На данный вечер Марина, не слишком напрягаясь, удовлетворилась традиционным потчеванием Демона его любимыми блюдами, насколько смогла припомнить их при составлении меню: зелёныя щи, бархатисто-зеленый щавельно-шпинатовый суп со скользкими, сваренными вкрутую яйцами, который подавался с обжигающими пальцы, мягчайшими, с мясом, с морковью или с капустой пирожками — пи-раш-ш-ки, как их здесь, с придыханием произнося, почитали испокон веков. После по ее замыслу должен был подаваться зажаренный в сухарях sander (судак) с отварным картофелем, hazel-hen (рябчики) и по-особому приготовленная спаржа — безуханка, которая, как утверждают поваренные книги, прустовских последствий не вызывает.{81}
— Марина, — произнес Демон после первого блюда. — Марина! — повторил он громче. — Не в моих правилах (этот оборот он обожал) критиковать вкусы Дэна по части белого вина или манеры de vos domestiques[260]. Ты меня знаешь, я выше всякого такого вздора, я… (всплеск рукой), однако, дорогая моя, — продолжал он, переходя на русский, — тот человек, который подал мне пирожки, — этот новый лакей, такой одутловатый, with the eyes (с глазами)…

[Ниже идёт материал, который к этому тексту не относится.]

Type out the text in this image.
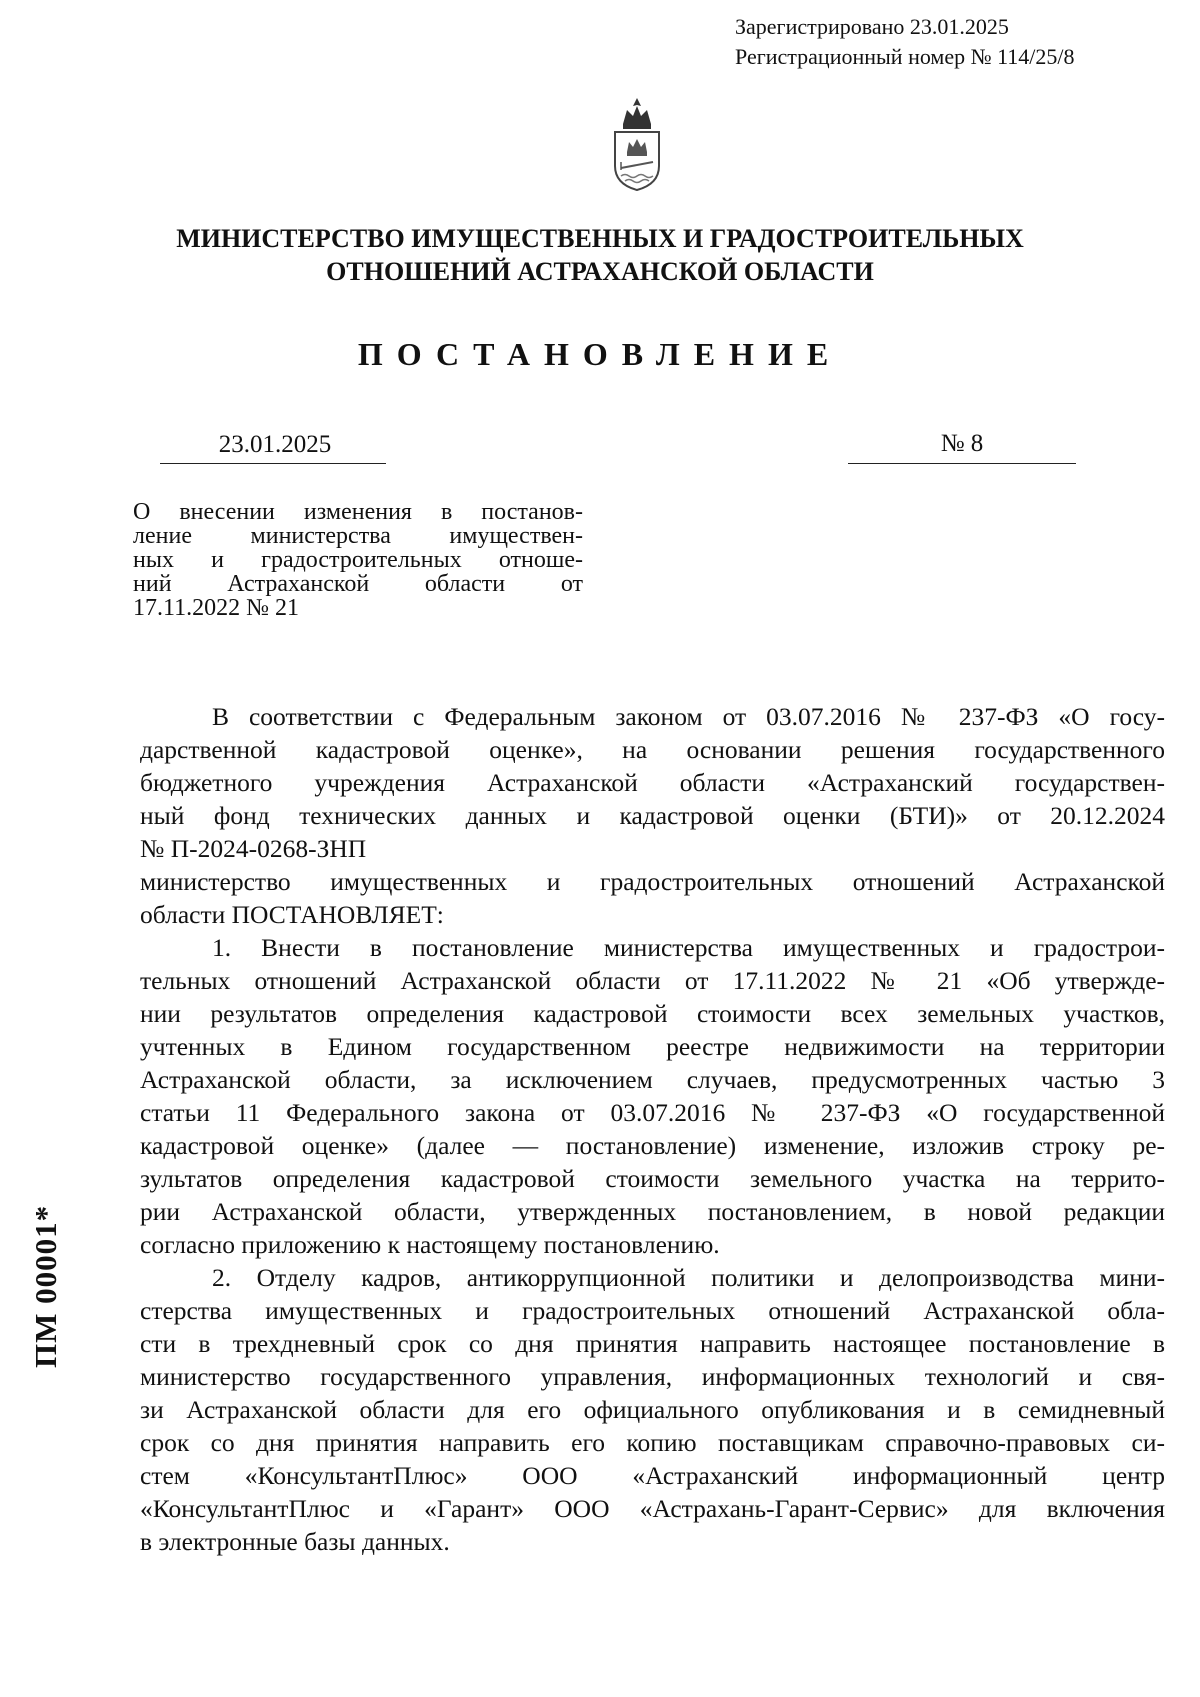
Зарегистрировано 23.01.2025
Регистрационный номер № 114/25/8
МИНИСТЕРСТВО ИМУЩЕСТВЕННЫХ И ГРАДОСТРОИТЕЛЬНЫХ
ОТНОШЕНИЙ АСТРАХАНСКОЙ ОБЛАСТИ
ПОСТАНОВЛЕНИЕ
23.01.2025	№ 8
О внесении изменения в постанов-
ление министерства имуществен-
ных и градостроительных отноше-
ний Астраханской области от
17.11.2022 № 21
В соответствии с Федеральным законом от 03.07.2016 № 237-ФЗ «О госу-
дарственной кадастровой оценке», на основании решения государственного
бюджетного учреждения Астраханской области «Астраханский государствен-
ный фонд технических данных и кадастровой оценки (БТИ)» от 20.12.2024
№ П-2024-0268-ЗНП
министерство имущественных и градостроительных отношений Астраханской
области ПОСТАНОВЛЯЕТ:
1. Внести в постановление министерства имущественных и градострои-
тельных отношений Астраханской области от 17.11.2022 № 21 «Об утвержде-
нии результатов определения кадастровой стоимости всех земельных участков,
учтенных в Едином государственном реестре недвижимости на территории
Астраханской области, за исключением случаев, предусмотренных частью 3
статьи 11 Федерального закона от 03.07.2016 № 237-ФЗ «О государственной
кадастровой оценке» (далее — постановление) изменение, изложив строку ре-
зультатов определения кадастровой стоимости земельного участка на террито-
рии Астраханской области, утвержденных постановлением, в новой редакции
согласно приложению к настоящему постановлению.
2. Отделу кадров, антикоррупционной политики и делопроизводства мини-
стерства имущественных и градостроительных отношений Астраханской обла-
сти в трехдневный срок со дня принятия направить настоящее постановление в
министерство государственного управления, информационных технологий и свя-
зи Астраханской области для его официального опубликования и в семидневный
срок со дня принятия направить его копию поставщикам справочно-правовых си-
стем «КонсультантПлюс» ООО «Астраханский информационный центр
«КонсультантПлюс и «Гарант» ООО «Астрахань-Гарант-Сервис» для включения
в электронные базы данных.
ПМ 00001*
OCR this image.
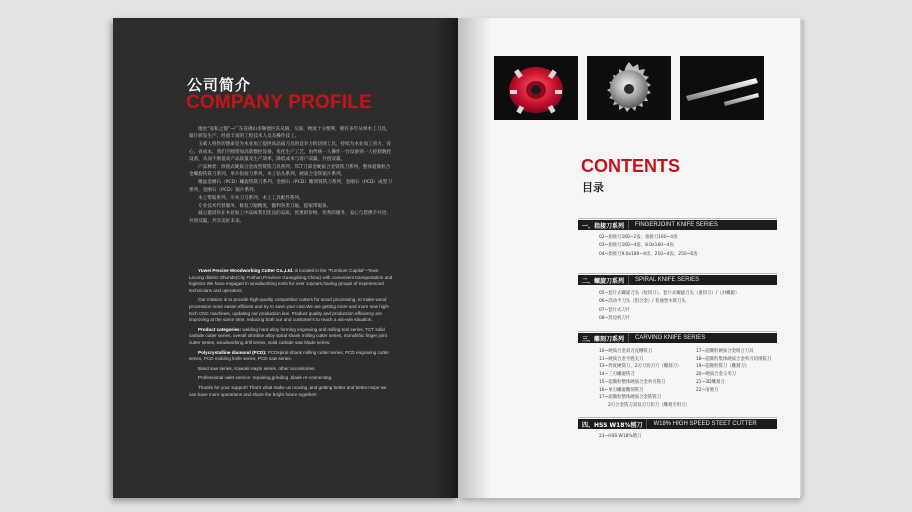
公司简介
COMPANY PROFILE

地处“家私之都”~广东省佛山市顺德区乐从镇，交通、物流十分便利，拥有多年从事木工刀具，锯片研发生产，经验丰富的工程技术人员及操作技工。

玉威人将热切使命是为木业加工提供高品质刀具的竞争力的切削工具，持续为木业加工省力、省心、省成本，我们不断增加高新数控设备，优化生产工艺，由传统一人操作一台设备到一人控制数控设备，从而不断提高产品质量及生产效率，降低成本与客户双赢，共创双赢。

产品种类：焊接式硬质合金成型铣铣刀具系列，TCT刀部金硬质合金铣铣刀系列，整体超微粒合金螺旋铣铣刀系列，单片指接刀系列，木工钻头系列，硬质合金铣锯片系列。

聚晶金刚石（PCD）螺旋铣铣刀系列，金刚石（PCD）雕刻铣铣刀系列，金刚石（PCD）成型刀系列，金刚石（PCD）锯片系列。

木工带锯系列，川木刀刀系列，木工工具配件系列。

专业技术代替服务，修复刀锯精度，翻利各类刀锯，提锯带锯条。

诚心邀请你在木业加工中品味我们优良的品质，优惠的价格，优秀的服务，衷心与您携手并进，共创双赢，共享美好未来。

Yuwei Precise Woodworking Cutter Co.,Ltd. is located in the "Furniture Capital"~Town Lecong district Shunde(City Foshan,Province Guangdong,China) with convenient transportation and logistics.We have engaged in woodworking tools for over 14years,having groups of experienced technicians and operators.

Our mission is to provide high-quality competitive cutters for wood processing, to make wood procession more easier,efficient and try to save your cost.We are getting more and more new high-tech CNC machines, updating our production line. Product quality and production efficiency are improving at the same time, reducing both our and customer's to reach a win-win situation.

Product categories: welding hard alloy forming engraving and milling tool series, TCT solid carbide cutter series, overall ultrafine alloy spiral shank milling cutter series, monolithic finger joint cutter series, woodworking drill series, solid carbide saw blade series.

Polycrystalline diamond (PCD): PCDspiral shank milling cutter series, PCD engraving cutter series, PCD molding knife series, PCD saw series.

Band saw series, Kawaki Hayto series, other accessories.

Professional valet service: repairing,grinding ,blade re-connecting.

Thanks for your support! That's what make us moving ,and getting better and better.Hope we can have more operations and share the bright future together!

CONTENTS
目录
一、指接刀系列	FINGERJOINT KNIFE SERIES
02~指接刀160~2齿、指接刀160~4齿
03~指接刀160~4齿、8.0x160~4齿
04~指接刀9.0x180~4齿、210~4齿、250~6齿
二、螺旋刀系列	SPIRAL KNIFE SERIES
05~套片式螺旋刀头（短切刀）、套片式螺旋刀头（重切刀）/（对螺旋）
06~活动平刀头（铝合金）/ 普通型木铣刀头
07~套片式刀片
08~封边机刀片
三、雕刻刀系列	CARVING KNIFE SERIES
10~硬质合金双刃直槽铣刀
11~硬质合金平底尖刀
13~焊度硬铣刀、2刃刀切刃刀（雕刻刀）
14~三刃螺旋铣刀
15~超微粒整体硬质合金单刃铣刀
16~单刃螺旋雕刻铣刀
17~超微粒整体硬质合金铣铣刀
2刃合金铣刀双双刃刀切刀（雕刻专用刀）
17~超微粒硬质合金组合刀具
18~超微粒集体硬质合金单刃切削铣刀
19~超微粒铣刀（雕刻刀）
20~硬质合金玉米刀
21~3D雕刻刀
22~清底刀
四、HSS W18%刨刀	W18% HIGH SPEED STEET CUTTER
23~HSS W18%刨刀
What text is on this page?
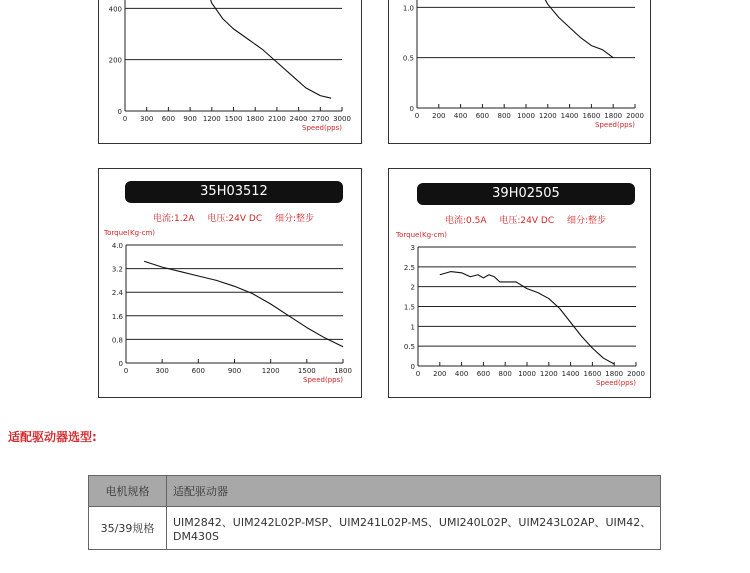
0
200
400
0 300 600 900 1200 1500 1800 2100 2400 2700 3000
Speed(pps)
0
0.5
1.0
0 200 400 600 800 1000 1200 1400 1600 1800 2000
Speed(pps)
35H03512
电流:1.2A 电压:24V DC 细分:整步
0
0.8
1.6
2.4
3.2
4.0
0	300	600	900	1200	1500	1800
Speed(pps)
Torque(Kg-cm)
39H02505
电流:0.5A 电压:24V DC 细分:整步
0
0.5
1
1.5
2
2.5
3
0 200 400 600 800 1000 1200 1400 1600 1800 2000
Speed(pps)
Torque(Kg-cm)
适配驱动器选型:
电机规格	适配驱动器
35/39规格	UIM2842、UIM242L02P-MSP、UIM241L02P-MS、UMI240L02P、UIM243L02AP、UIM42、DM430S
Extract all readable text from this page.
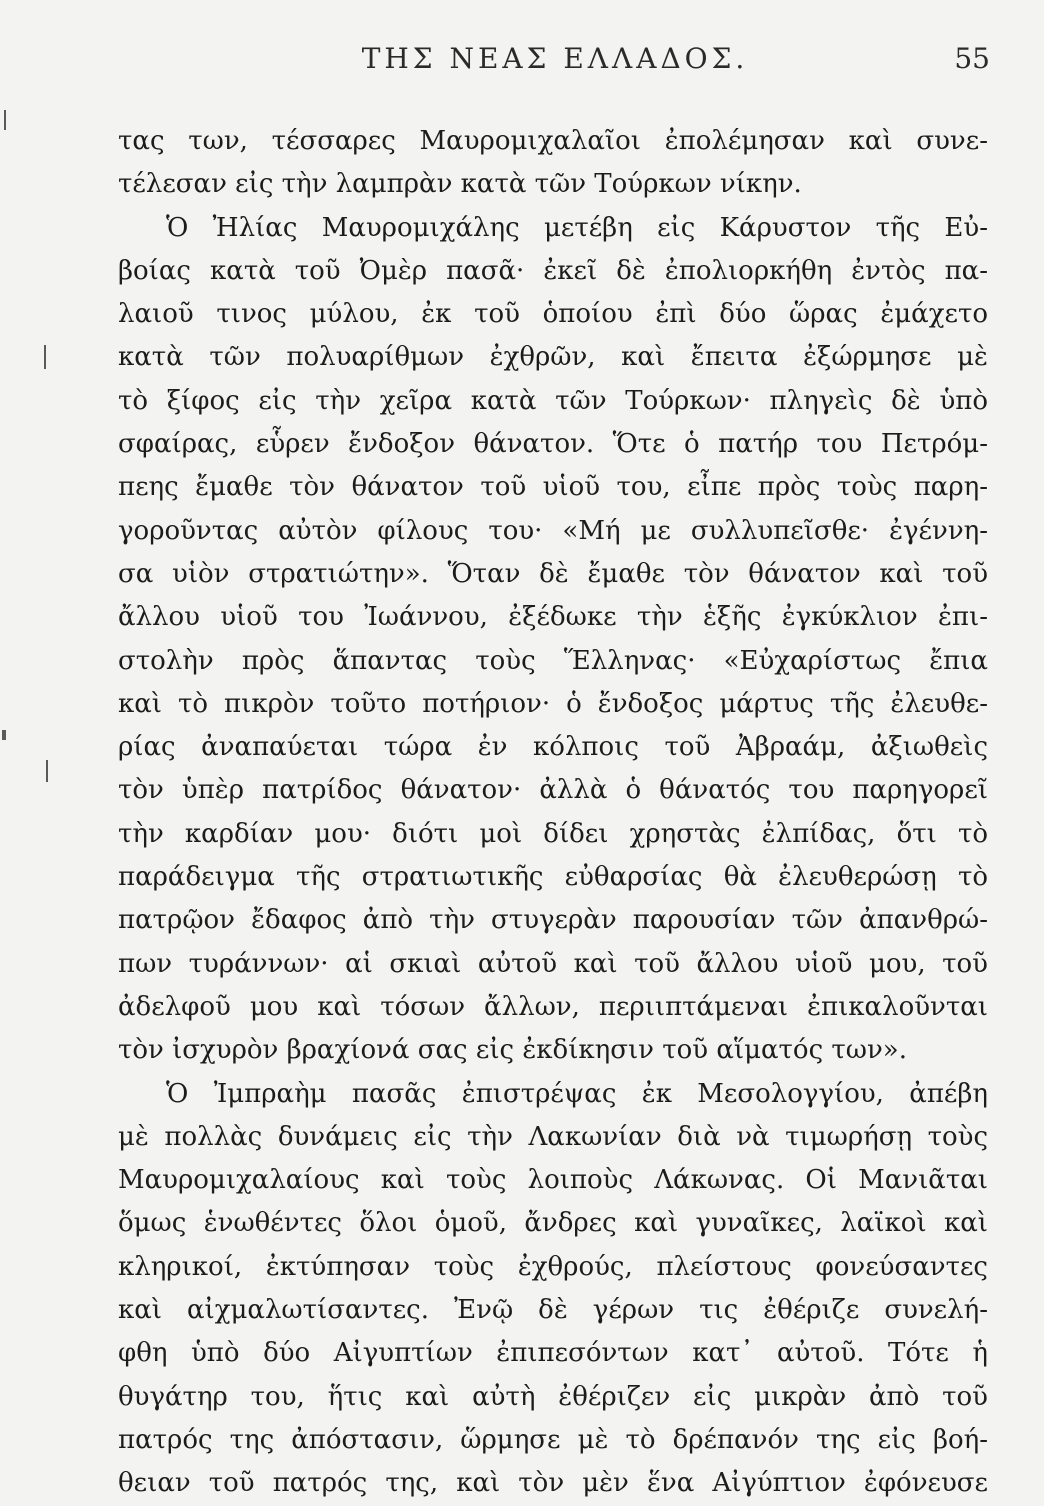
ΤΗΣ ΝΕΑΣ ΕΛΛΑΔΟΣ.	55
τας των, τέσσαρες Μαυρομιχαλαῖοι ἐπολέμησαν καὶ συνε-
τέλεσαν εἰς τὴν λαμπρὰν κατὰ τῶν Τούρκων νίκην.
Ὁ Ἠλίας Μαυρομιχάλης μετέβη εἰς Κάρυστον τῆς Εὐ-
βοίας κατὰ τοῦ Ὀμὲρ πασᾶ· ἐκεῖ δὲ ἐπολιορκήθη ἐντὸς πα-
λαιοῦ τινος μύλου, ἐκ τοῦ ὁποίου ἐπὶ δύο ὥρας ἐμάχετο
κατὰ τῶν πολυαρίθμων ἐχθρῶν, καὶ ἔπειτα ἐξώρμησε μὲ
τὸ ξίφος εἰς τὴν χεῖρα κατὰ τῶν Τούρκων· πληγεὶς δὲ ὑπὸ
σφαίρας, εὗρεν ἔνδοξον θάνατον. Ὅτε ὁ πατήρ του Πετρόμ-
πεης ἔμαθε τὸν θάνατον τοῦ υἱοῦ του, εἶπε πρὸς τοὺς παρη-
γοροῦντας αὐτὸν φίλους του· «Μή με συλλυπεῖσθε· ἐγέννη-
σα υἱὸν στρατιώτην». Ὅταν δὲ ἔμαθε τὸν θάνατον καὶ τοῦ
ἄλλου υἱοῦ του Ἰωάννου, ἐξέδωκε τὴν ἑξῆς ἐγκύκλιον ἐπι-
στολὴν πρὸς ἅπαντας τοὺς Ἕλληνας· «Εὐχαρίστως ἔπια
καὶ τὸ πικρὸν τοῦτο ποτήριον· ὁ ἔνδοξος μάρτυς τῆς ἐλευθε-
ρίας ἀναπαύεται τώρα ἐν κόλποις τοῦ Ἀβραάμ, ἀξιωθεὶς
τὸν ὑπὲρ πατρίδος θάνατον· ἀλλὰ ὁ θάνατός του παρηγορεῖ
τὴν καρδίαν μου· διότι μοὶ δίδει χρηστὰς ἐλπίδας, ὅτι τὸ
παράδειγμα τῆς στρατιωτικῆς εὐθαρσίας θὰ ἐλευθερώσῃ τὸ
πατρῷον ἔδαφος ἀπὸ τὴν στυγερὰν παρουσίαν τῶν ἀπανθρώ-
πων τυράννων· αἱ σκιαὶ αὐτοῦ καὶ τοῦ ἄλλου υἱοῦ μου, τοῦ
ἀδελφοῦ μου καὶ τόσων ἄλλων, περιιπτάμεναι ἐπικαλοῦνται
τὸν ἰσχυρὸν βραχίονά σας εἰς ἐκδίκησιν τοῦ αἵματός των».
Ὁ Ἰμπραὴμ πασᾶς ἐπιστρέψας ἐκ Μεσολογγίου, ἀπέβη
μὲ πολλὰς δυνάμεις εἰς τὴν Λακωνίαν διὰ νὰ τιμωρήσῃ τοὺς
Μαυρομιχαλαίους καὶ τοὺς λοιποὺς Λάκωνας. Οἱ Μανιᾶται
ὅμως ἑνωθέντες ὅλοι ὁμοῦ, ἄνδρες καὶ γυναῖκες, λαϊκοὶ καὶ
κληρικοί, ἐκτύπησαν τοὺς ἐχθρούς, πλείστους φονεύσαντες
καὶ αἰχμαλωτίσαντες. Ἐνῷ δὲ γέρων τις ἐθέριζε συνελή-
φθη ὑπὸ δύο Αἰγυπτίων ἐπιπεσόντων κατ᾽ αὐτοῦ. Τότε ἡ
θυγάτηρ του, ἥτις καὶ αὐτὴ ἐθέριζεν εἰς μικρὰν ἀπὸ τοῦ
πατρός της ἀπόστασιν, ὥρμησε μὲ τὸ δρέπανόν της εἰς βοή-
θειαν τοῦ πατρός της, καὶ τὸν μὲν ἕνα Αἰγύπτιον ἐφόνευσε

— Глаза есть у каждого, — сухо заметила Марина.
— Да, но у него такие жадные, как у спрута, когда на еду глядит. Но не в этом суть. Он ведь пыхтит, Марина! Он страдает какой-то одышкой (shortness of breath). Ему надо обратиться к доктору Кролику. Это ужасно! Пыхтит прямо как паровоз. Даже у меня в супе булькает.
— Послушай, папа, — вмешался Ван, — доктор Кролик помочь ему не в силах, поскольку, как тебе хорошо известно, скончался, а Марина не может запретить своим слугам дышать, поскольку, и это тебе также известно, они живые существа!
— Виновы гены, Виновы гены, — пробормотал Демон.
— Вот именно! — вскинулась Марина. — Что за манера диктовать! К твоему сведению, бедняга Джонс вовсе не астматик, у него это от чрезмерного усердия. Он здоров как бык, много раз за это лето перевозил меня в лодке из Ардиса в Ладору и обратно, и с большим удовольствием. Как ты, Демон, жесток! Не могу же я ему сказать «не пыхтите», как не могу приказать посудомою Киму не щелкать исподтишка фотоаппаратом — этот Ким совершенно помешался на фотографировании, хотя в целом он милый, славный и честный мальчик; как не могу я приказать своей камеристке Франш, чтоб прекратила получать приглашения из Ладоры, которые ей почему-то постоянно присылают, на самые крупные bals masqués[261].
— Это занятно! — заметил Демон.
— Ах, старый развратник! — рассмеялся Ван.
— Ван! — одернула его Ада.
— Не старый, молодой! — выдохнул Демон.
— Скажи, Бутейан, — спросила Марина, — что у нас есть приличного из белых вин, что бы ты посоветовал?
Дворецкий улыбнулся и тихонько произнес название легендарной марки.
— Вот-вот! — подхватил Демон. — Ну как можно, родная, в одиночку справиться с вечерним меню! Кстати о гребле — ты упомянула лодку… А знаешь ли, что moi, que vous parle[262], был членом сборной Оксфорда 1858 года по гребле? Ван предпочитает футбол, но сам всего лишь в сборной колледжа, верно, Ван? И еще я сильней его в теннисе — не в лаун-теннисе, разумеется, в него только попам играть, а в корт-теннисе, как говорят в Манхэттене. Что еще, Ван?